Moral imagination is hard, and it's hard in a completely different way than the hard things you're used to doing. And not only that, it's not enough. If you're going to invent your own life, if you're going to be truly autonomous, you also need courage: moral courage. The courage to act on your values in the face of what everyone's going to say and do to try to make you change your mind. Because they're not going to like it. Morally courageous individuals tend to make the people around them very uncomfortable. They don't fit in with everybody else's ideas about the way the world is supposed to work, and still worse, they make them feel insecure about the choices that they themselves have made—or failed to make.
Ken Poland Author Profile Page:

Having been accused of being 'long winded', I have to say that professor was long winded. But, what he had to say had a lot of area to cover.

I, especially, liked one sentence. "All you can decide is what you think now, and you need to be prepared to keep making revisions."

Anyone who thinks they have all the answers, at any time in their lifespan, is locked into an existence without opening. And, if they live long enough, they will die lonely.

I can't imagine working a job from Monday through Friday and not being able to wait for Friday night to be free. Nor can I imagine worrying over the weekend, because I know I'm relegated to Monday morning forcing me back to the grind.

I think what the author was trying to say was not to get locked into a career that gave you no opportunity to live outside of that career. As we experience life, we are exposed to new opportunities and we must be able to adapt ourselves to those opportunities.

Liberal arts education is essential to your being able to identify and communicate with events and people outside of your chosen technical field. That doesn't discount the value of specialized intensive education, but if you are going to be able to enjoy a rewarding social life, you have to have some training and education to allow you to be able to identify with society, in general.

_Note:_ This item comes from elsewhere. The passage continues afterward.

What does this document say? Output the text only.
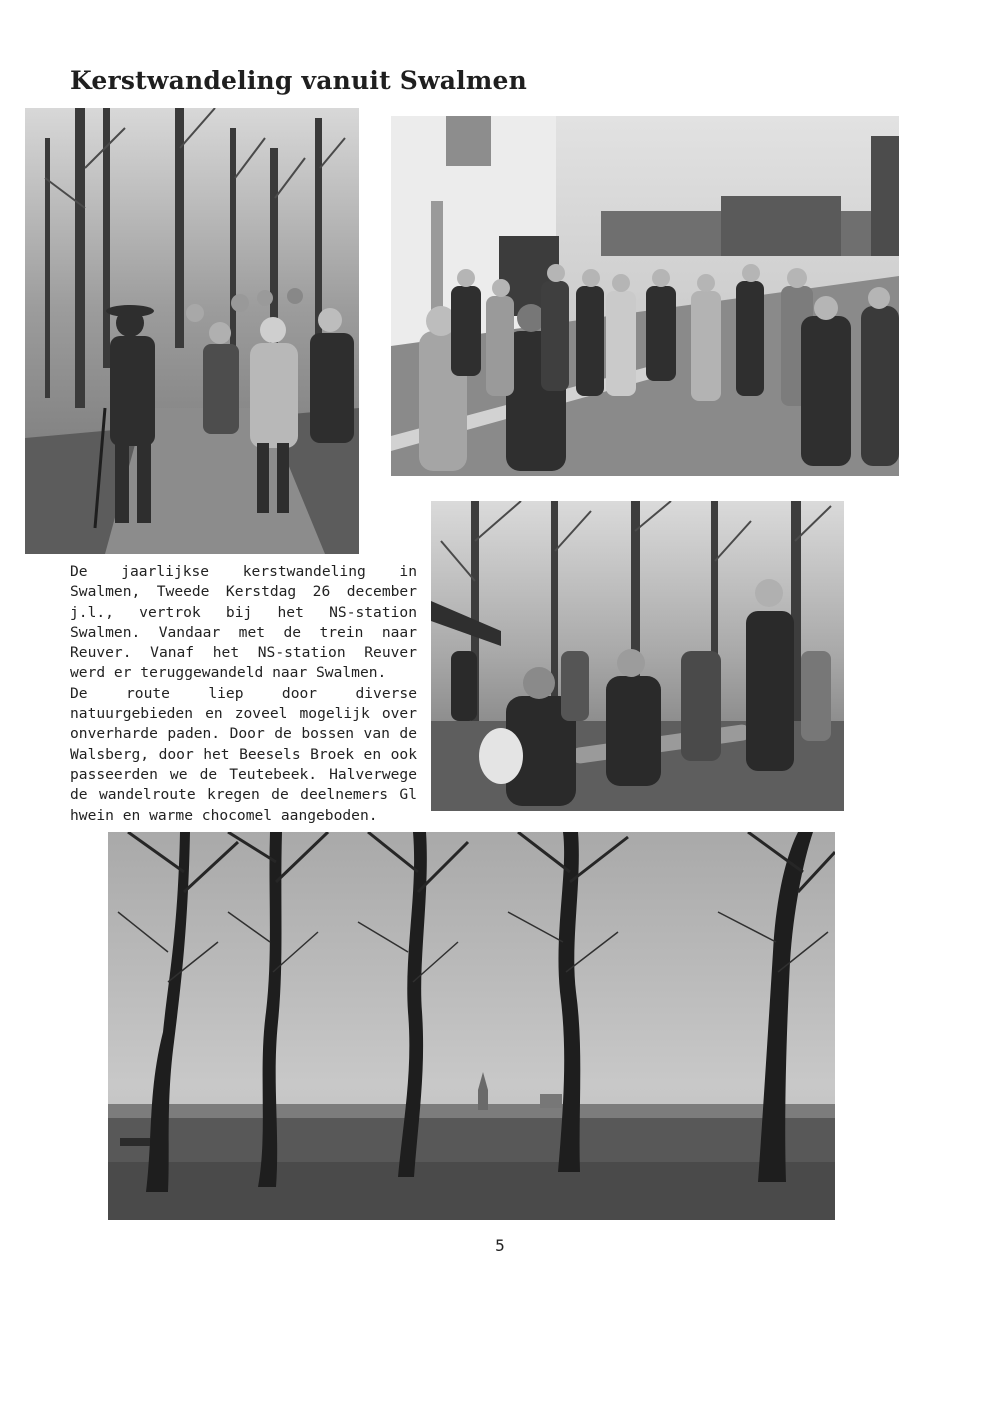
Kerstwandeling vanuit Swalmen

De jaarlijkse kerstwandeling in Swalmen, Tweede Kerstdag 26 december j.l., vertrok bij het NS-station Swalmen. Vandaar met de trein naar Reuver. Vanaf het NS-station Reuver werd er teruggewandeld naar Swalmen.

De route liep door diverse natuurgebieden en zoveel mogelijk over onverharde paden. Door de bossen van de Walsberg, door het Beesels Broek en ook passeerden we de Teutebeek. Halverwege de wandelroute kregen de deelnemers Gl hwein en warme chocomel aangeboden.

5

A nerd is a nerd. And you find nerds in every pathway of life. In general, we call a person a nerd, if they cannot maintain a social existence outside of their specialized talent or choice of endeavor.

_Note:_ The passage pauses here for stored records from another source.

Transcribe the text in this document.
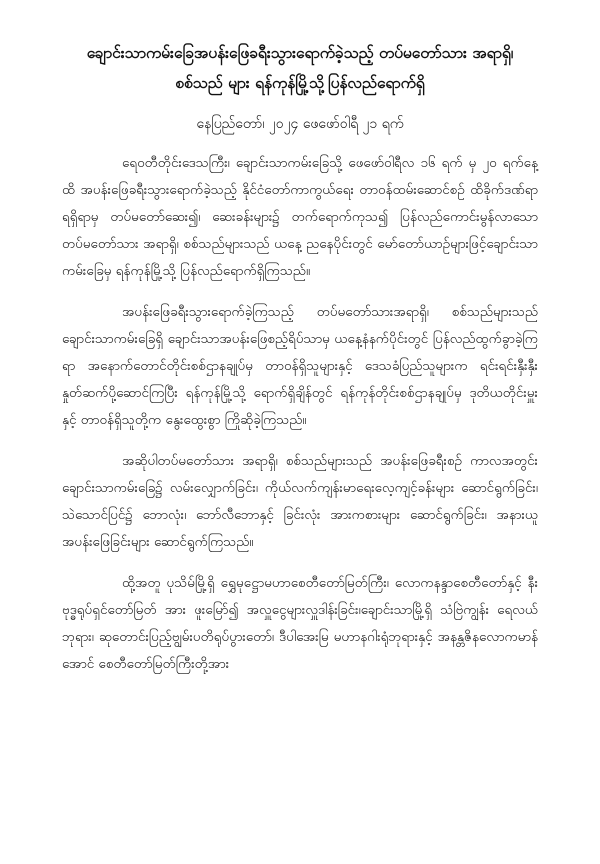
ချောင်းသာကမ်းခြေအပန်းဖြေခရီးသွားရောက်ခဲ့သည့် တပ်မတော်သား အရာရှိ၊
စစ်သည် များ ရန်ကုန်မြို့သို့ပြန်လည်ရောက်ရှိ

နေပြည်တော်၊ ၂၀၂၄ ဖေဖော်ဝါရီ ၂၁ ရက်

ရေဝတီတိုင်းဒေသကြီး၊ ချောင်းသာကမ်းခြေသို့ ဖေဖော်ဝါရီလ ၁၆ ရက် မှ ၂၀ ရက်နေ့ထိ အပန်းဖြေခရီးသွားရောက်ခဲ့သည့် နိုင်ငံတော်ကာကွယ်ရေး တာဝန်ထမ်းဆောင်စဉ် ထိခိုက်ဒဏ်ရာရရှိရာမှ တပ်မတော်ဆေး၍၊ ဆေးခန်းများ၌ တက်ရောက်ကုသ၍ ပြန်လည်ကောင်းမွန်လာသော တပ်မတော်သား အရာရှိ၊ စစ်သည်များသည် ယနေ့ ညနေပိုင်းတွင် မော်တော်ယာဉ်များဖြင့်ချောင်းသာကမ်းခြေမှ ရန်ကုန်မြို့သို့ ပြန်လည်ရောက်ရှိကြသည်။

အပန်းဖြေခရီးသွားရောက်ခဲ့ကြသည့် တပ်မတော်သားအရာရှိ၊ စစ်သည်များသည် ချောင်းသာကမ်းခြေရှိ ချောင်းသာအပန်းဖြေစည့်ရိပ်သာမှ ယနေ့နံနက်ပိုင်းတွင် ပြန်လည်ထွက်ခွာခဲ့ကြရာ အနောက်တောင်တိုင်းစစ်ဌာနချုပ်မှ တာဝန်ရှိသူများနှင့် ဒေသခံပြည်သူများက ရင်းရင်းနှီးနှီးနှုတ်ဆက်ပို့ဆောင်ကြပြီး ရန်ကုန်မြို့သို့ ရောက်ရှိချိန်တွင် ရန်ကုန်တိုင်းစစ်ဌာနချုပ်မှ ဒုတိယတိုင်းမှူးနှင့် တာဝန်ရှိသူတို့က နွေးထွေးစွာ ကြိုဆိုခဲ့ကြသည်။

အဆိုပါတပ်မတော်သား အရာရှိ၊ စစ်သည်များသည် အပန်းဖြေခရီးစဉ် ကာလအတွင်း ချောင်းသာကမ်းခြေ၌ လမ်းလျှောက်ခြင်း၊ ကိုယ်လက်ကျန်းမာရေးလေ့ကျင့်ခန်းများ ဆောင်ရွက်ခြင်း၊ သဲသောင်ပြင်၌ ဘောလုံး၊ ဘော်လီဘောနှင့် ခြင်းလုံး အားကစားများ ဆောင်ရွက်ခြင်း၊ အနားယူအပန်းဖြေခြင်းများ ဆောင်ရွက်ကြသည်။

ထို့အတူ ပုသိမ်မြို့ရှိ ရွှေမုဋ္ဌောမဟာစေတီတော်မြတ်ကြီး၊ လောကနန္ဒာစေတီတော်နှင့် နီးဗုဒ္ဓရုပ်ရှင်တော်မြတ် အား ဖူးမြော်၍ အလှူငွေများလှူဒါန်းခြင်း၊ချောင်းသာမြို့ရှိ သံဗြဲကျွန်း ရေလယ်ဘုရား၊ ဆုတောင်းပြည့်ဗျွမ်းပတိရုပ်ပွားတော်၊ ဒီပါအေးမြ မဟာနဂါးရုံဘုရားနှင့် အနန္တဇိနလောကမာန်အောင် စေတီတော်မြတ်ကြီးတို့အား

I am a Western Kansas farmer by choice and opportunity. I had other choices and enjoyed other career opportunities. I really enjoyed my brief stint (6 years) in aircraft tooling. I worked at various other endeavors, but, it was about 12 years after the end of my formal education (H.S) before I settled on my lifelong carrer in agricultural production. What I learned and my cxposure to people outside of agriculture have been tremendously helpful in my farming endeavor and especially in my social environment outside of agriculture. I was fortunate to have had parents and teachers that exposed me to literature, music, religion, philosophy, politics, etc. (liberal arts, if you will).